Creating market access on the energy landscape

Enbridge's Southern Access Extension project featured on CNBC’s Race to Rebuild

For job creation, market access, and helping to build out America’s energy infrastructure, this SAX is hitting the right notes.

Today on CNBC’s Squawk Box program, Enbridge’s Southern Access Extension Pipeline Project – otherwise known as SAX – was featured as part of a live CNBC series called The Race to Rebuild.

CNBC reporter Jackie DeAngelis interviewed SAX project director Jerrid Anderson near Decatur, Ill., regarding Southern Access Extension – a 24-inch-diameter pipeline that will travel 167 miles from our Flanagan Terminal in Pontiac, Ill., to Patoka, Ill.

The $900-million SAX project is creating more than 1,300 jobs during its construction phase, and is expected to enter service later this year with an initial capacity of 300,000 barrels a day.
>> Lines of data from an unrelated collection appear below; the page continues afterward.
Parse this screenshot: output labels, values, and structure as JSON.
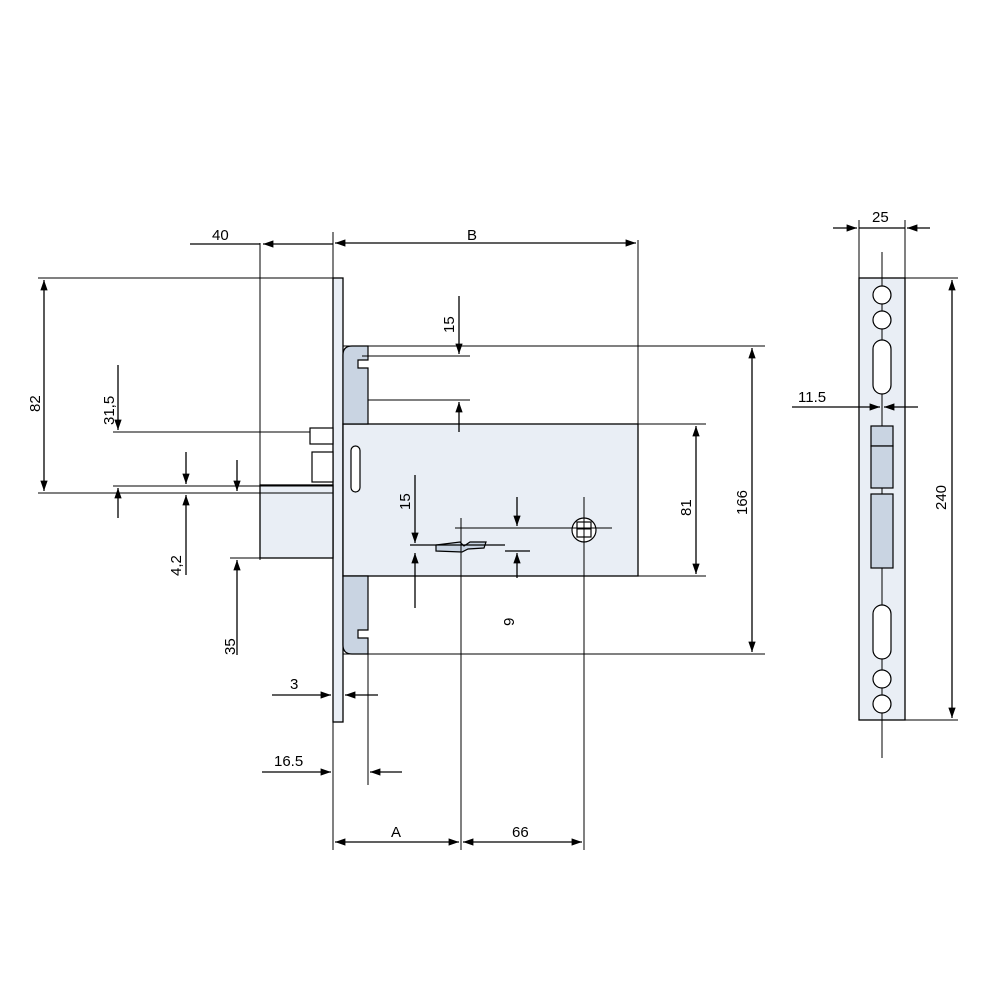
{
  "dimensions": {
    "d40": "40",
    "dB": "B",
    "d15_top": "15",
    "d82": "82",
    "d31_5": "31,5",
    "d4_2": "4,2",
    "d35": "35",
    "d15_mid": "15",
    "d9": "9",
    "d81": "81",
    "d166": "166",
    "d3": "3",
    "d16_5": "16.5",
    "dA": "A",
    "d66": "66",
    "d25": "25",
    "d11_5": "11.5",
    "d240": "240"
  },
  "colors": {
    "body": "#e9eef5",
    "part": "#c9d4e2",
    "line": "#000000"
  }
}
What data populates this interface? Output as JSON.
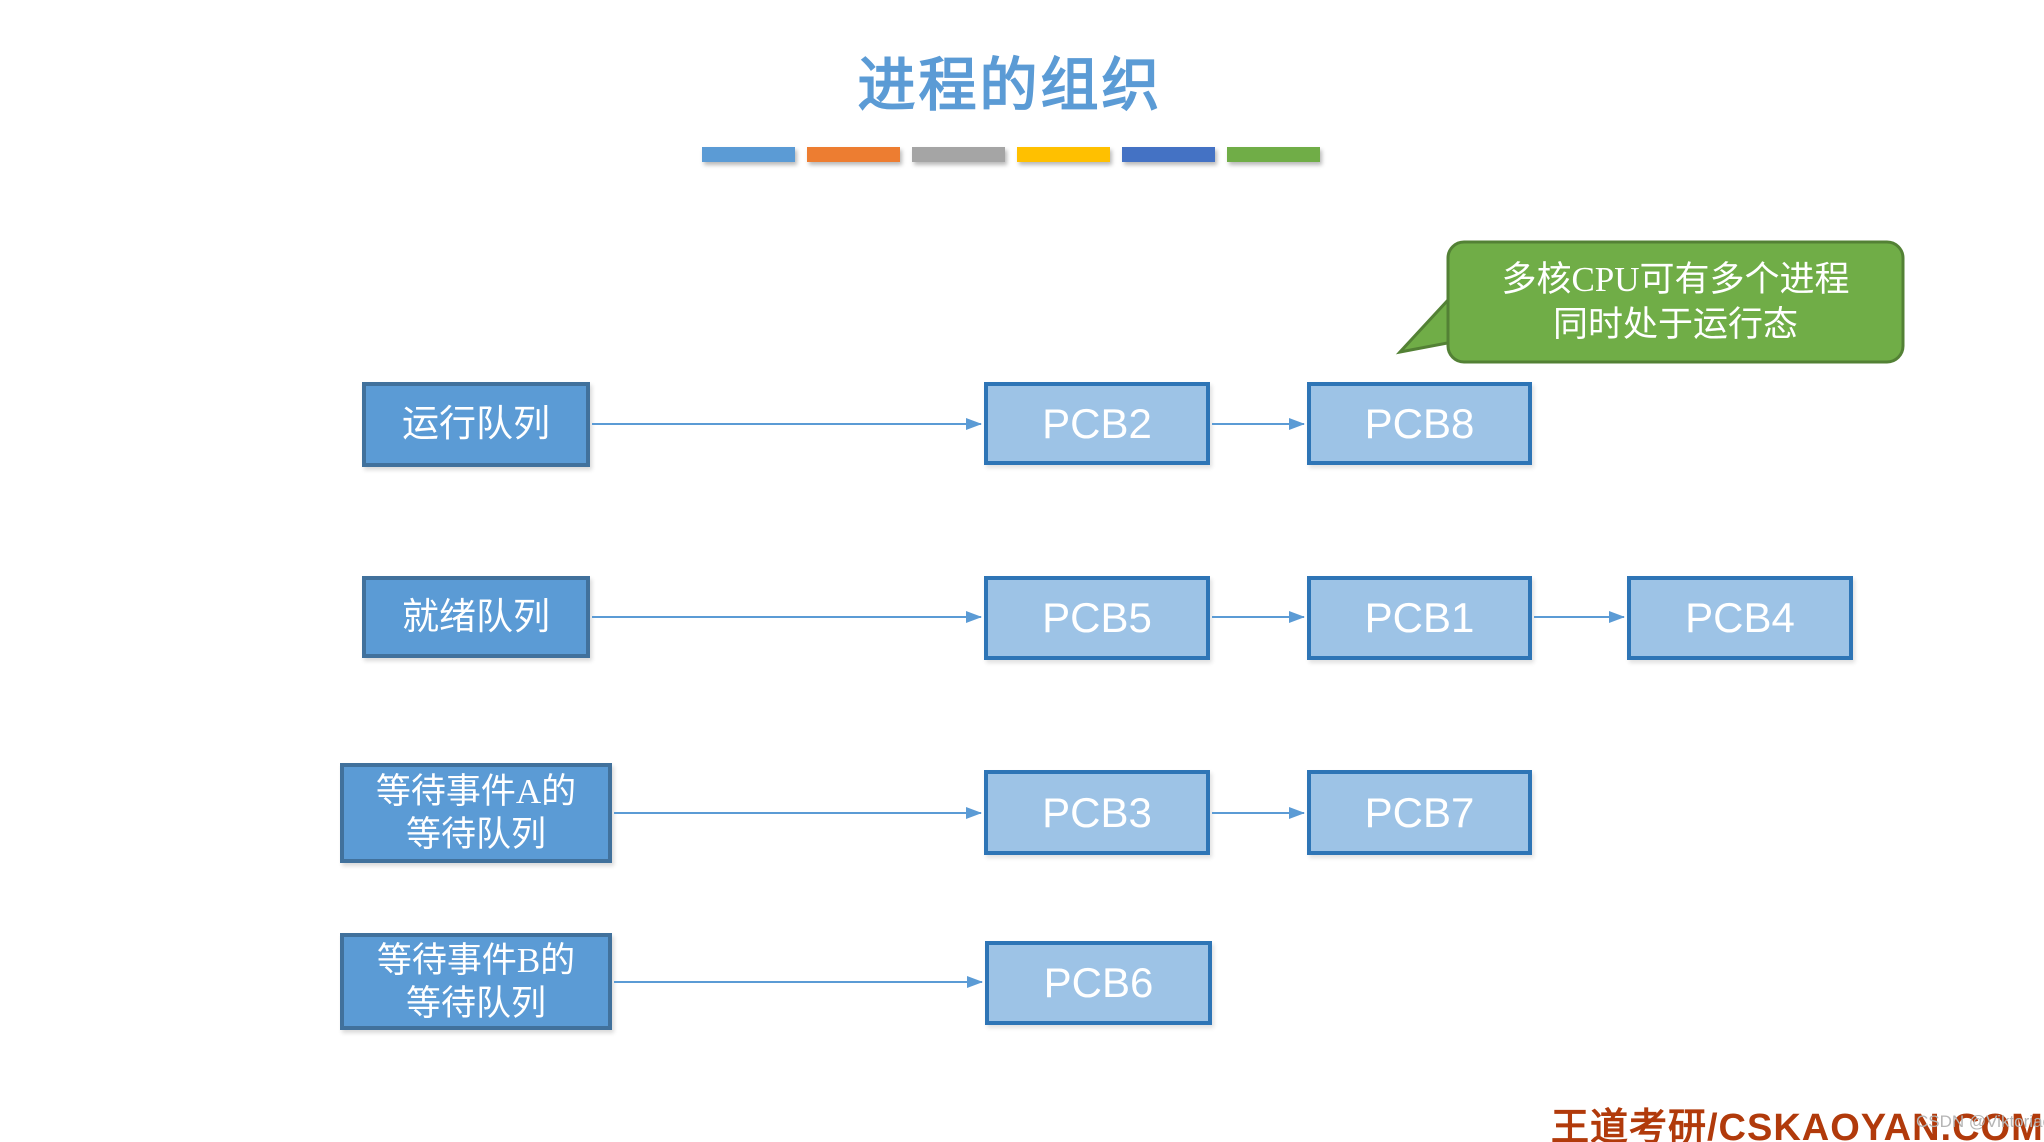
{
  "title": "进程的组织",
  "accent_bars": [
    "#5B9BD5",
    "#ED7D31",
    "#A5A5A5",
    "#FFC000",
    "#4472C4",
    "#70AD47"
  ],
  "callout": {
    "line1": "多核CPU可有多个进程",
    "line2": "同时处于运行态",
    "fill": "#70AD47",
    "border": "#538135",
    "text_color": "#FFFFFF"
  },
  "rows": [
    {
      "queue": {
        "lines": [
          "运行队列"
        ]
      },
      "pcbs": [
        "PCB2",
        "PCB8"
      ]
    },
    {
      "queue": {
        "lines": [
          "就绪队列"
        ]
      },
      "pcbs": [
        "PCB5",
        "PCB1",
        "PCB4"
      ]
    },
    {
      "queue": {
        "lines": [
          "等待事件A的",
          "等待队列"
        ]
      },
      "pcbs": [
        "PCB3",
        "PCB7"
      ]
    },
    {
      "queue": {
        "lines": [
          "等待事件B的",
          "等待队列"
        ]
      },
      "pcbs": [
        "PCB6"
      ]
    }
  ],
  "footer": {
    "brand": "王道考研/CSKAOYAN.COM",
    "watermark": "CSDN @Viktoriae"
  },
  "colors": {
    "title": "#5B9BD5",
    "queue_box_fill": "#5B9BD5",
    "queue_box_border": "#41719C",
    "pcb_box_fill": "#9DC3E6",
    "pcb_box_border": "#2E75B6",
    "arrow": "#5B9BD5",
    "brand_text": "#B13A0B",
    "watermark_text": "#B5B5B5"
  }
}
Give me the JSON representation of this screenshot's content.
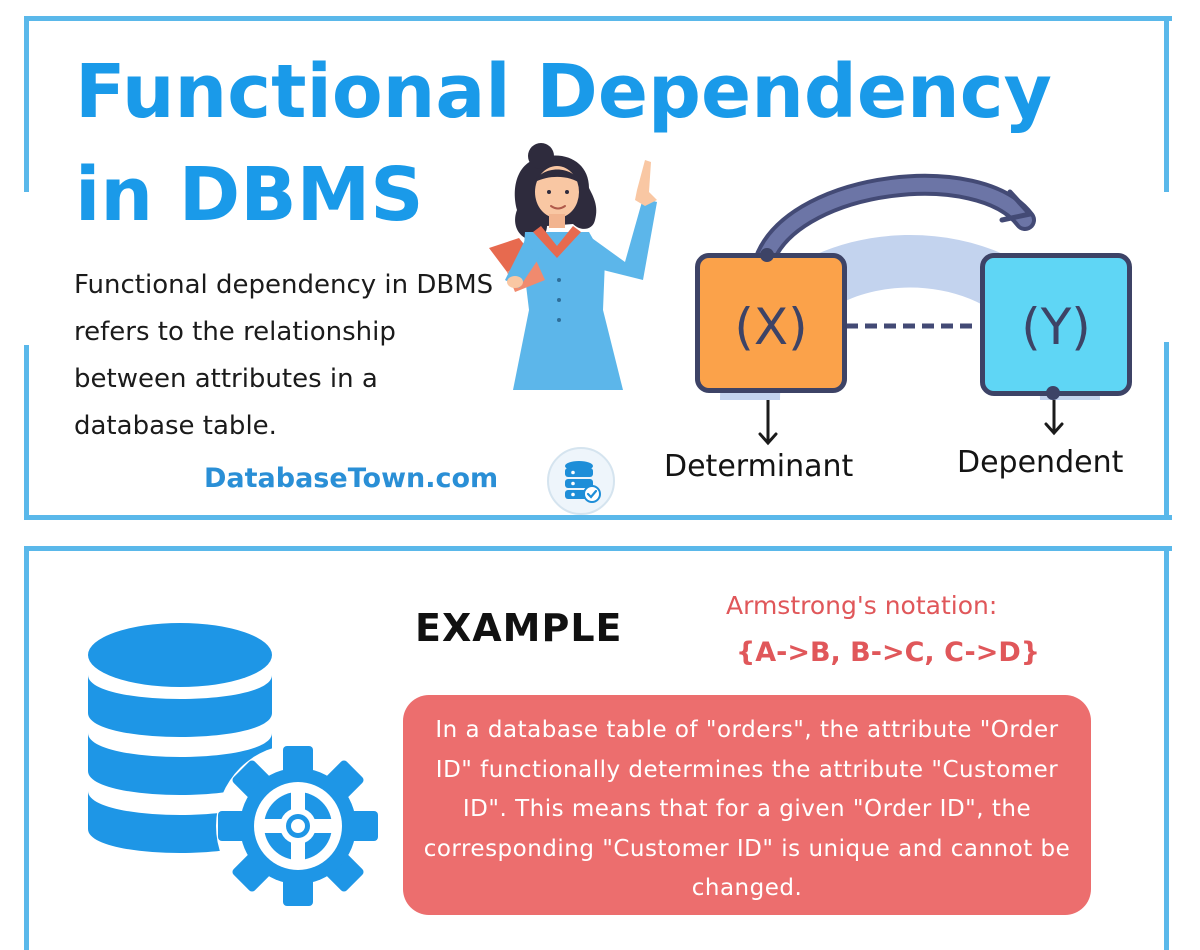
{
  "header": {
    "title_line1": "Functional Dependency",
    "title_line2": "in DBMS"
  },
  "intro": {
    "description": "Functional dependency in DBMS refers to the relationship between attributes in a database table."
  },
  "brand": {
    "site_name": "DatabaseTown.com",
    "logo_icon": "database-check-icon"
  },
  "diagram": {
    "determinant_symbol": "(X)",
    "dependent_symbol": "(Y)",
    "determinant_label": "Determinant",
    "dependent_label": "Dependent",
    "determinant_color": "#fba24a",
    "dependent_color": "#5fd6f5"
  },
  "example": {
    "heading": "EXAMPLE",
    "notation_label": "Armstrong's notation:",
    "notation_formula": "{A->B, B->C, C->D}",
    "body": "In a database table of \"orders\", the attribute \"Order ID\" functionally determines the attribute \"Customer ID\". This means that for a given \"Order ID\", the corresponding \"Customer ID\" is unique and cannot be changed.",
    "illustration_icon": "database-gear-icon"
  },
  "colors": {
    "title_blue": "#1a9ae9",
    "frame_blue": "#5ab8ea",
    "accent_red": "#e0575a",
    "example_box": "#ec6e6e"
  }
}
Southern Access Extension is part of our $6-billion Light Oil Market Access program, an initiative to expand access to U.S. refinery markets for growing volumes of light oil, primarily from North Dakota and Western Canada.

At Enbridge, we’re engaged in a $44-billion slate of energy infrastructure projects across North America, in spite of low crude oil benchmarks.

“Even when prices are down . . . the industry still needs that connectivity, that market access,” Anderson tells CNBC.

CNBC’s Race to Rebuild series also focuses on other aspects of the U.S. energy infrastructure, such as power grids and transmission lines and natural gas-fired power plants.